Yeah we have a a pack of Coyotes that run behind our house. WIfe has noticed one of our dogs was acting like it was scared in the last couple of weeks. We believe its the coyotes messing with him at night. This dog is usually a very aggressive dog. We lost our English Mastiff recently so I think that one dog outside by himself they are getting braver and coming up close to the house.....Looking to get another Mastiff or Akita soon.........


----------



## johnrude (Mar 29, 2009)

i hear the coyotes nightly in my neighborhood. and when i take the dog out for his morning run he gets crazy and runs around the yard growling.i have a neighbor who sits and looks out her back window for hours at a time. she has a 3 acre back yard and her house is up a little grade so she has a good view and she calls me whenever she see's one.and i get a call at least once a week.i have been shooting the bow and getting ready for a good backyard deer season hopefully a coyote too.


----------



## Bonecrusher (Aug 7, 2010)

Star1pup said:


> Coyotes are tough to hunt as they are smart canines, but we really need to shoot a lot of them.
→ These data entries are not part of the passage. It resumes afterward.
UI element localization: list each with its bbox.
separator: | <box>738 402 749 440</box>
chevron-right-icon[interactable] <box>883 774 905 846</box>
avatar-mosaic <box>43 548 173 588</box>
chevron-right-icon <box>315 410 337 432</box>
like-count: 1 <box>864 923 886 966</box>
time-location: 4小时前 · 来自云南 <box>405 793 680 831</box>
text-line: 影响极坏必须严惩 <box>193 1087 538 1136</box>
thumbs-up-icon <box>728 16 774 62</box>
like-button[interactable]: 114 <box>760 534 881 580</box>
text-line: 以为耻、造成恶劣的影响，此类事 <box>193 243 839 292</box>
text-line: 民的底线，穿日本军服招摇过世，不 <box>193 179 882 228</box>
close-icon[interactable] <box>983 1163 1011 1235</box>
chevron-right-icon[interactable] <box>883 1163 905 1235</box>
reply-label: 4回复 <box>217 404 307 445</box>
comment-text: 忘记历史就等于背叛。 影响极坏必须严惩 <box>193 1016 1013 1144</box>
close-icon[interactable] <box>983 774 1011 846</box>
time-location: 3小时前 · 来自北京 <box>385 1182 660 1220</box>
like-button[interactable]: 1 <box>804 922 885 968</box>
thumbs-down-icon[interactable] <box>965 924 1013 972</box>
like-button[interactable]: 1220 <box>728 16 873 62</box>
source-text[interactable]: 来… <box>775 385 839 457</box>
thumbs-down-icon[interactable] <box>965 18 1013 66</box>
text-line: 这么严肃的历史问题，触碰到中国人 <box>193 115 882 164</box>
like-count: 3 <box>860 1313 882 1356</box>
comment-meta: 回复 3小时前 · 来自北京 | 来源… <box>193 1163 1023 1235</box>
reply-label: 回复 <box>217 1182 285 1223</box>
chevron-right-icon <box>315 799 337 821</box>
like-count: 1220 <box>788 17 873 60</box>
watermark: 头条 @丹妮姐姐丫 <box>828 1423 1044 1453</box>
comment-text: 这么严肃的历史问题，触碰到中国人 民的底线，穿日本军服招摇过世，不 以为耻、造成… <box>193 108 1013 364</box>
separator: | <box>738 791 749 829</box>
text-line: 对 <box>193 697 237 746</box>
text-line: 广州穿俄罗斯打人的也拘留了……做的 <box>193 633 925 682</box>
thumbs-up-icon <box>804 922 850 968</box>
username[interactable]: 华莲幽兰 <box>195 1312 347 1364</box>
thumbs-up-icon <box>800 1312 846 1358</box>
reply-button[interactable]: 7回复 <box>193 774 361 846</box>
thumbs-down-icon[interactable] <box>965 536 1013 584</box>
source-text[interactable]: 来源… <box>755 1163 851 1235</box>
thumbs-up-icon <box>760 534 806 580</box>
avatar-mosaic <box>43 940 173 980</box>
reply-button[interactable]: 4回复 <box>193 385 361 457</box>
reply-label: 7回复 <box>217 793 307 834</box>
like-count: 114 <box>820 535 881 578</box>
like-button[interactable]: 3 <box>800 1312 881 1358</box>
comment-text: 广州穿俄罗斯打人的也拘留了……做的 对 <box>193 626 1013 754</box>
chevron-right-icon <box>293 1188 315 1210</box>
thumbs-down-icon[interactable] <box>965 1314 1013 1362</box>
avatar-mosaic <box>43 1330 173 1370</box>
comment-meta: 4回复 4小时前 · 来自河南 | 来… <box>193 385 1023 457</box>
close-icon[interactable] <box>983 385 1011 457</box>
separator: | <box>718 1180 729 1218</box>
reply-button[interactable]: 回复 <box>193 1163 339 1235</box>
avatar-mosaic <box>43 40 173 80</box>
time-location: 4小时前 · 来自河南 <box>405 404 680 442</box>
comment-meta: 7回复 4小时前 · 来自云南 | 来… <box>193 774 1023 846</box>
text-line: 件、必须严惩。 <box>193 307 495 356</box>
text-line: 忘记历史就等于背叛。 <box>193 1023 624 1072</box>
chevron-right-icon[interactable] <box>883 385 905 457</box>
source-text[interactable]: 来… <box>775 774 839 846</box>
The problem i see is that there are very few coyote hunters and we need more. Even if we miss they will start to fear man.
> 
> Our club is sponsoring a coyote hunting seminar and hunt next March and I'll try to keep you up to date if you live close enough to attend. We're still working out the details, but we have gotten a top coyote hunter to present the seminar. I think the seminar will cost $10, but not sure at this point. We just want to cover the cost of the presenter.


You could not be more right. Keep us up to date on the seminar. 

Yotes are pretty easy once you figure out the first 2-3 the rest come the same way with minor and minimal variations to the calling technique. I called them in with a cell phone once. check out http://www.varmintal.com Very good info and some useful sound bites as well.


----------



## longhaulpointer (Mar 12, 2009)

i think it would depend on what kind of dog you have, beagles yes. a decent sized bird dog or two no. i worry when i go to mI or wisc and have to worry about wolves. i live in the city, cincinnai surburbs and the coyotes are thick here. saw one in my back yard a couple of months ago and let my 2 dogs out on him, havn't seen him since.


----------



## 7thcorpsFA (Mar 6, 2010)

A friend has a Lab and it was attacked at night by a pack of coyotes while inside a 6' fenced pen. I just built a 12x7 pen with 6' chain link and stretched heavy chicken wire over the top for my 2 Beagles. It has a gravel floor which makes it easy to clean up the poop!


----------